Writers: Rod Stewart and Martin Quittenton
Producer: Rod Stewart
Recorded: Early 1971
Released: May 1971
|Players:||Rod Stewart – vocals, acoustic guitar
Martin Quittenton – acoustic guitar
Ron Wood – guitar, bass
Ian McLagan – organ
Pete Sears – piano
Mick Waller – drums
Ray Jackson – mandolin
|Album:||Every Picture Tells A Story (Mercury, 1971)|
Every Picture Tells A Story shot to Number One in Britain and America simultaneously, the first record to do so.
“Maggie May” also hit Number One on the Billboard pop chart.
No one, including Rod Stewart, saw the potential of “Maggie May” as a single. Although it has gone on to become one of his most successful and enduring songs, it was almost left off Every Picture Tells A Story because its theme – a young man corrupted by an older, more experienced woman – was considered too maudlin. It was added because the album seemed too short without it.
Still, it was not released as a single, but tucked away as a B-side to “Reason To Believe,” from the same album. “If it wasn't for a diligent DJ in Cleveland who flipped it over, I would still be digging graves. Some guys have all the luck,” Stewart wrote in the liner notes to the Storyteller set.
The lyric is based on an experience in Stewart's youth. It seems he was looking for a way to sneak in to an annual weekend long Jazz Festival on the grounds of the Beaulieu House in Hampshire, England in 1961 when a “well built older woman” pulled him into her tent. Stewart recalls: “The whole thing didn't last more than thirty-five seconds.”
Stewart found mandolin player Ray Jackson, whose playing lent the song one of its hallmark signatures, in a London restaurant playing romance songs from the thirties.
Of playing with Jackson and other musicians, Stewart recalls: “In the studio I would just whistle the parts for them to play. That's one thing I pride myself on, coming up with melody lines for the instrumentals.”

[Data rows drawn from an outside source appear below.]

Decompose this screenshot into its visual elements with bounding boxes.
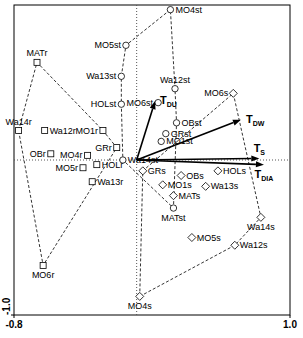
diamond-marker bbox=[257, 213, 265, 221]
point-label: Wa12s bbox=[240, 240, 268, 250]
point-label: MATs bbox=[178, 191, 200, 201]
diamond-marker bbox=[139, 167, 147, 175]
point-label: MO4st bbox=[175, 5, 202, 15]
point-label: OBst bbox=[182, 118, 203, 128]
square-marker bbox=[42, 128, 48, 134]
circle-marker bbox=[118, 101, 124, 107]
x-tick-label: -0.8 bbox=[5, 319, 23, 330]
circle-marker bbox=[173, 120, 179, 126]
circle-marker bbox=[123, 42, 129, 48]
square-marker bbox=[89, 179, 95, 185]
point-label: TDIA bbox=[255, 168, 274, 182]
point-label: MO4r bbox=[60, 150, 83, 160]
point-label: Wa12r bbox=[50, 126, 76, 136]
point-label: Wa13s bbox=[211, 181, 239, 191]
point-label: GRs bbox=[148, 166, 167, 176]
point-label: TDU bbox=[160, 94, 177, 108]
diamond-marker bbox=[136, 292, 144, 300]
point-label: MO6s bbox=[204, 88, 229, 98]
point-label: MO5s bbox=[197, 233, 222, 243]
point-label: MO6st bbox=[127, 98, 154, 108]
square-marker bbox=[94, 162, 100, 168]
diamond-marker bbox=[214, 167, 222, 175]
point-label: HOLs bbox=[223, 166, 247, 176]
square-marker bbox=[16, 128, 22, 134]
arrow-head bbox=[256, 161, 264, 167]
arrow-head bbox=[251, 156, 259, 162]
point-label: TDW bbox=[246, 113, 265, 127]
point-label: GRr bbox=[95, 143, 112, 153]
arrow-head bbox=[232, 120, 241, 126]
group-hull bbox=[140, 93, 261, 296]
label-subscript: S bbox=[260, 149, 265, 156]
point-label: Wa14st bbox=[128, 155, 159, 165]
point-label: MO5r bbox=[56, 163, 79, 173]
point-label: HOLst bbox=[91, 99, 117, 109]
diamond-marker bbox=[188, 234, 196, 242]
point-label: Wa13r bbox=[97, 177, 123, 187]
circle-marker bbox=[118, 73, 124, 79]
point-label: MATst bbox=[161, 213, 186, 223]
labels: MATr Wa14r Wa12rMO1r GRr OBr MO4r MO5r HOLr Wa13… bbox=[6, 5, 276, 312]
arrow-shaft bbox=[137, 109, 153, 160]
diamond-marker bbox=[202, 182, 210, 190]
point-label: Wa12st bbox=[160, 75, 191, 85]
circle-marker bbox=[170, 205, 176, 211]
diamond-marker bbox=[159, 181, 167, 189]
square-marker bbox=[48, 151, 54, 157]
x-tick-label: 1.0 bbox=[283, 319, 297, 330]
label-subscript: DW bbox=[253, 120, 265, 127]
plot-area bbox=[14, 5, 290, 315]
circle-marker bbox=[158, 138, 164, 144]
point-label: OBr bbox=[30, 149, 46, 159]
diamond-marker bbox=[229, 89, 237, 97]
y-tick-label: -1.0 bbox=[1, 297, 12, 315]
square-marker bbox=[85, 152, 91, 158]
label-subscript: DU bbox=[167, 101, 177, 108]
point-label: HOLr bbox=[102, 160, 124, 170]
circle-marker bbox=[167, 6, 173, 12]
point-label: Wa14s bbox=[247, 222, 275, 232]
square-marker bbox=[40, 262, 46, 268]
circle-marker bbox=[172, 86, 178, 92]
diamond-marker bbox=[169, 192, 177, 200]
point-label: MO1s bbox=[168, 180, 193, 190]
square-marker bbox=[34, 59, 40, 65]
x-tick bbox=[290, 315, 291, 318]
point-label: Wa13st bbox=[86, 71, 117, 81]
group-hull bbox=[121, 10, 176, 208]
label-subscript: DIA bbox=[261, 175, 273, 182]
point-label: MO5st bbox=[94, 40, 121, 50]
point-label: MO6r bbox=[32, 270, 55, 280]
diamond-marker bbox=[177, 172, 185, 180]
point-label: MO1r bbox=[75, 126, 98, 136]
square-marker bbox=[100, 128, 106, 134]
square-marker bbox=[80, 165, 86, 171]
point-label: MO4s bbox=[128, 301, 153, 311]
frame bbox=[14, 5, 290, 315]
point-label: MATr bbox=[27, 48, 48, 58]
chart: -0.81.0-1.0MATrWa14rWa12rMO1rGRrOBrMO4rM… bbox=[0, 0, 303, 338]
point-label: TS bbox=[254, 142, 266, 156]
point-label: Wa14r bbox=[6, 117, 32, 127]
square-marker bbox=[114, 145, 120, 151]
diamond-marker bbox=[231, 241, 239, 249]
point-label: MO1st bbox=[166, 136, 193, 146]
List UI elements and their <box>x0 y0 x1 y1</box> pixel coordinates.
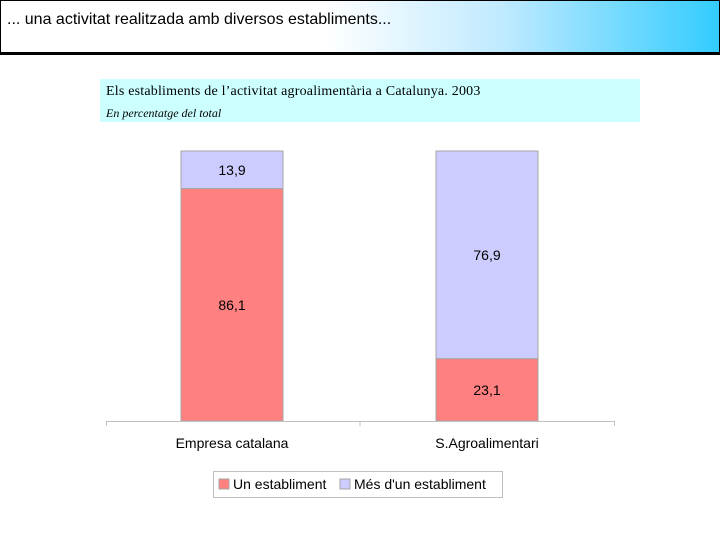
legend-swatch <box>339 478 351 490</box>
data-label: 13,9 <box>218 162 245 178</box>
legend-swatch <box>218 478 230 490</box>
data-label: 86,1 <box>218 297 245 313</box>
bar-segment <box>180 150 284 190</box>
legend-box <box>213 471 503 498</box>
slide-title: ... una activitat realitzada amb diverso… <box>7 11 392 28</box>
bar-segment <box>435 358 539 422</box>
x-tick-label: S.Agroalimentari <box>435 435 539 451</box>
chart-subtitle: En percentatge del total <box>106 106 222 120</box>
chart-title: Els establiments de l’activitat agroalim… <box>106 84 481 99</box>
bar-segment <box>435 150 539 360</box>
slide-title-bar: ... una activitat realitzada amb diverso… <box>0 0 720 55</box>
legend-entry: Un establiment <box>233 476 326 492</box>
x-tick-label: Empresa catalana <box>176 435 289 451</box>
legend-entry: Més d'un establiment <box>354 476 486 492</box>
bar-segment <box>180 188 284 422</box>
chart-header: Els establiments de l’activitat agroalim… <box>100 79 640 122</box>
data-label: 23,1 <box>473 382 500 398</box>
data-label: 76,9 <box>473 247 500 263</box>
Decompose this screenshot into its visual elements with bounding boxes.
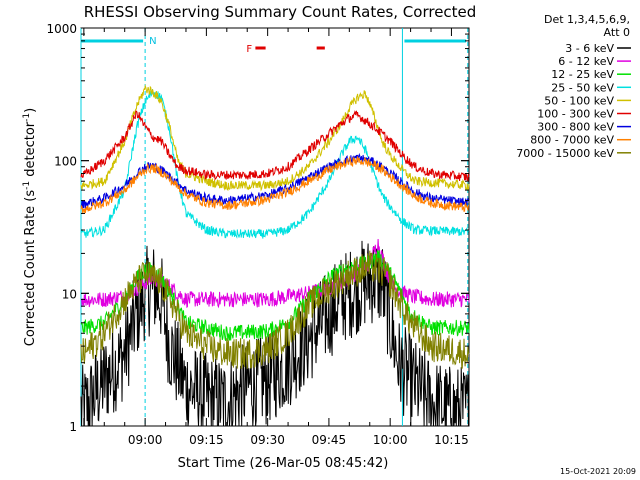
x-tick-label: 09:00 xyxy=(128,433,163,447)
y-tick-label: 1000 xyxy=(46,22,77,36)
legend-label: 300 - 800 keV xyxy=(537,121,614,134)
series-line-8 xyxy=(80,250,470,370)
x-tick-label: 10:15 xyxy=(434,433,469,447)
series-lines xyxy=(80,84,470,427)
series-line-3 xyxy=(80,88,470,239)
series-line-2 xyxy=(80,249,470,342)
x-axis-label: Start Time (26-Mar-05 08:45:42) xyxy=(178,456,389,471)
chart-title: RHESSI Observing Summary Count Rates, Co… xyxy=(84,3,477,21)
y-axis: 1 10 100 1000 xyxy=(46,22,469,434)
series-line-1 xyxy=(80,238,470,309)
legend-label: 50 - 100 keV xyxy=(544,94,614,107)
y-tick-label: 100 xyxy=(54,155,77,169)
legend-label: 12 - 25 keV xyxy=(551,68,614,81)
y-axis-label-exp2: -1 xyxy=(22,113,32,122)
legend-label: 3 - 6 keV xyxy=(565,42,614,55)
series-line-5 xyxy=(80,110,470,182)
x-axis: 09:00 09:15 09:30 09:45 10:00 10:15 xyxy=(83,28,469,447)
x-tick-label: 10:00 xyxy=(373,433,408,447)
footer-timestamp: 15-Oct-2021 20:09 xyxy=(560,467,636,476)
legend-label: 100 - 300 keV xyxy=(537,108,614,121)
x-tick-label: 09:30 xyxy=(250,433,285,447)
y-axis-label-end: ) xyxy=(23,108,38,113)
y-axis-label: Corrected Count Rate (s-1 detector-1) xyxy=(22,108,38,346)
legend-header-line1: Det 1,3,4,5,6,9, xyxy=(544,13,630,26)
legend-label: 25 - 50 keV xyxy=(551,81,614,94)
x-tick-label: 09:45 xyxy=(312,433,347,447)
y-axis-label-exp1: -1 xyxy=(22,181,32,190)
y-axis-label-main: Corrected Count Rate (s xyxy=(23,190,38,347)
legend-header-line2: Att 0 xyxy=(604,26,630,39)
series-line-7 xyxy=(80,155,470,214)
y-tick-label: 1 xyxy=(69,420,77,434)
legend-label: 7000 - 15000 keV xyxy=(516,147,614,160)
legend-label: 800 - 7000 keV xyxy=(530,134,614,147)
y-axis-label-mid: detector xyxy=(23,121,38,181)
legend-label: 6 - 12 keV xyxy=(558,55,614,68)
x-tick-label: 09:15 xyxy=(189,433,224,447)
y-tick-label: 10 xyxy=(62,287,77,301)
flare-flag-label: F xyxy=(246,44,252,55)
night-flag-label: N xyxy=(149,36,156,47)
series-line-4 xyxy=(80,84,470,192)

Mickey Waller's drumming, highly praised over the years, was laid down with only the sparest essentials. “He used to turn up with just his snare, a bass drum, and sometimes a high hat,” Stewart says. “If you listen to “Maggie May,” there's no crash cymbals because he didn't use any.”
“Maggie May” is listed as Number 256 in The Heart Of Rock & Soul: The 1001 Greatest Singles Ever Made. Writes Dave Marsh: “In this world of tales more trustworthy than their tellers, its virtues shouldn't be so quickly dismissed.”